Women who pressed to the battle-front with a cup of water for the lips of the dying, and a pillow for the wounded head that lay upon the bloody sward, from hearts baptized to self-sacrifice, and pens lit with the zeal of the Nazarene, sent white-winged, burning messages all over the news-reading North; and while from thousands of homes there, brave men came with flaunting flags, and beating drums, and booming cannons, singing as they marched:
“We are coming, Father Abr’am,
Three hundred thousand more,”
and
“We’ll hang Jeff Davis on a sour apple tree.”
(and voluntarily broke that pledge,) from out those same homes stole a procession of women, not clandestinely, not timidly, but brave of soul and strong of heart and inflexible of purpose, though without ostentation.
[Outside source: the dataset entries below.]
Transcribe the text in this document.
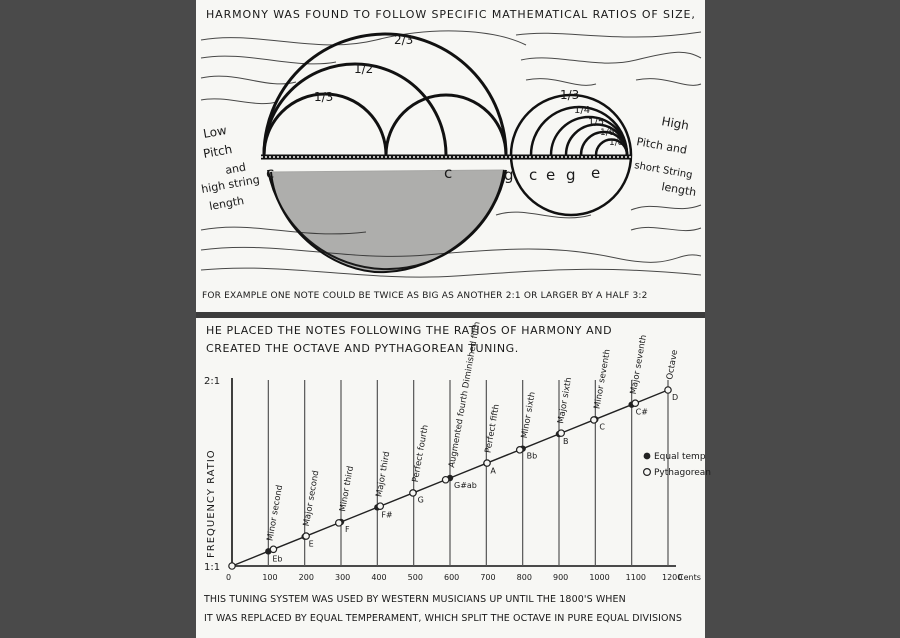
2/3
1/2
1/3	1/3
1/4
1/5
1/6
1/8
c	c	g c e g e
Low
Pitch
and
high string
length
High
Pitch and
short String
length
HARMONY WAS FOUND TO FOLLOW SPECIFIC MATHEMATICAL RATIOS OF SIZE,
FOR EXAMPLE ONE NOTE COULD BE TWICE AS BIG AS ANOTHER 2:1 OR LARGER BY A HALF 3:2
HE PLACED THE NOTES FOLLOWING THE RATIOS OF HARMONY AND
CREATED THE OCTAVE AND PYTHAGOREAN TUNING.
1:1
2:1
FREQUENCY RATIO	Minor second Major second Minor third Major third Perfect fourth Augmented fourth Diminished fifth Perfect fifth Minor sixth Major sixth Minor seventh Major seventh Octave
0	100	200	300	400	500	600	700	800	900	1000 1100 1200
Cents
Eb
E
F
F#
G
G#ab
A
Bb
B
C
C#
D
Equal temp
Pythagorean
THIS TUNING SYSTEM WAS USED BY WESTERN MUSICIANS UP UNTIL THE 1800'S WHEN
IT WAS REPLACED BY EQUAL TEMPERAMENT, WHICH SPLIT THE OCTAVE IN PURE EQUAL DIVISIONS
The bible and spelling-book were their only weapons, and their song was of “the mercies of the Lord forever,” and their “trust under the feathers of His wings!” “Neither the terror by night,” “the arrow by day,” “the pestilence in darkness,” nor “destruction at noon,” nor the “thousand falling on their right hand,” and on their left, could make them afraid; “because they had made the Lord their strength, even the Most High their refuge.” They went forth to “tread upon the lion and the adder, the young lion and the dragon.” Scorn, insult, slander, poverty, loneliness, sickness and death, they trampled under their feet; for “through the work of the Lord were they made glad,” and they “triumphed in the work of His hands.”
Away on in the Elysian fields of heaven, when the cycles of eternity shall have encircled the universe, and rolled back upon their track in such repeated and intricate mazes as only the Infinite mind can trace, they shall receive from the lips of the ransomed of all nations, “the blessing of those once ready to perish”; and the blessed assurance that the torch they lit in the freedman’s hut, lit a beacon that illumined the world.
If the South is saved to civilization, its chief human savior was “the nigger school-teacher.”
To these evidences of kindly interest on the part of the Northern people, and the influence of, and confidence implied in the immediate presence of feminine representatives of the best and most peaceable element of the North, certainly not less is due than to the natural timidity of the race, or their great faith in ultimate Divine deliverance, which needed intelligent direction.